A: To avoid big problems in subsequent years, have your garage door inspected and lubricated each year. An on-site technician can also provide tips on how to extend the life of your garage and safety tips when around garage doors.
Q: If the door panel is damaged, do I need to replace the whole door
A: If the damage is localized and there is no structural damage to the support frame or mechanics, in many cases we can just replace a single section of your door, which saves you the cost of a new door. If the door is older, if the damage is severe, or if the panel cannot be matched, you may need to select a new door.
Q: I'm building a new home. Should I install a single double garage door, or two single garage doors?
A: Regarding a double garage door versus two single garage doors, always opt for two single doors. Less air escapes (or enters), as you usually only open one at a time. There is less weight stress with single doors, and if there is a failure with one, you can always open the other door. Two ordinary single doors call less attention to the garage and can make a better style statement when upgraded.
Q: How do I release the door from the chain drive so that I can open the garage door by hand?
A: With the garage door fully closed, simply pull the red release cord down toward the floor. Always take special caution whenever you release the garage door opener if the door is not in the fully closed position, since the door may want to slam closed when released. If at all possible do not release the garage door when open, except for emergency or security purposes and close the door with caution. Some older openers may not have a red release cord and may need to be released by pulling down a handle, a spring loaded clip, or even possibly unbolting the arm from the door and opener. If you do have an older door that is difficult to disconnect you may want to replace the opener with a new garage door opener that has an easy-pull, red release cord.

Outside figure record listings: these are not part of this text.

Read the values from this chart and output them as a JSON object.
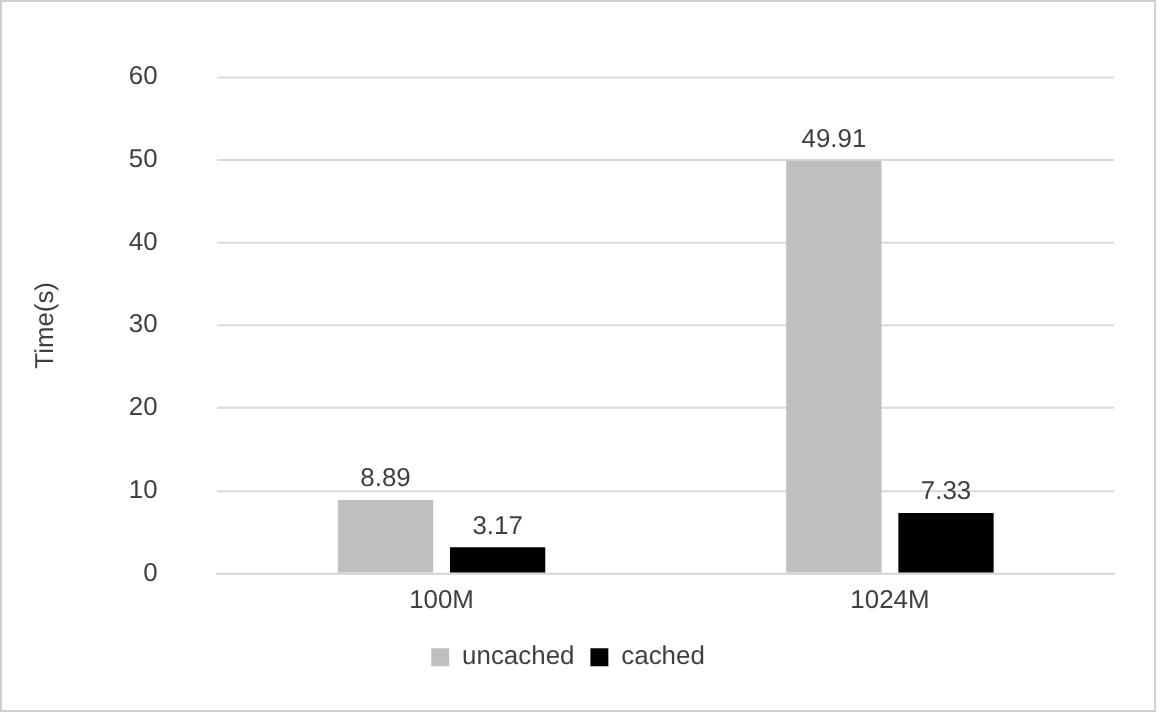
{
  "chart_data": {
    "type": "bar",
    "ylabel": "Time(s)",
    "categories": [
      "100M",
      "1024M"
    ],
    "series": [
      {
        "name": "uncached",
        "color": "#bfbfbf",
        "values": [
          8.89,
          49.91
        ]
      },
      {
        "name": "cached",
        "color": "#000000",
        "values": [
          3.17,
          7.33
        ]
      }
    ],
    "ylim": [
      0,
      60
    ],
    "yticks": [
      0,
      10,
      20,
      30,
      40,
      50,
      60
    ],
    "grid": "y",
    "legend": "bottom",
    "data_labels": true
  }
}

Q: What are Torsion Springs?
A: Garage doors are lifted by tightly wound torsion springs above the garage door. Matched in pairs, the springs counterbalance the door's weight. When springs fatigue after so many cycles, one will usually break, with the second spring remaining under great tension. Please be aware, however, that both springs need to be replaced, to maintain proper balance and matched life expectancy. Do not attempt to remove torsion springs, as do-it-yourselfers have been seriously maimed through guess-and-by-golly installation attempts.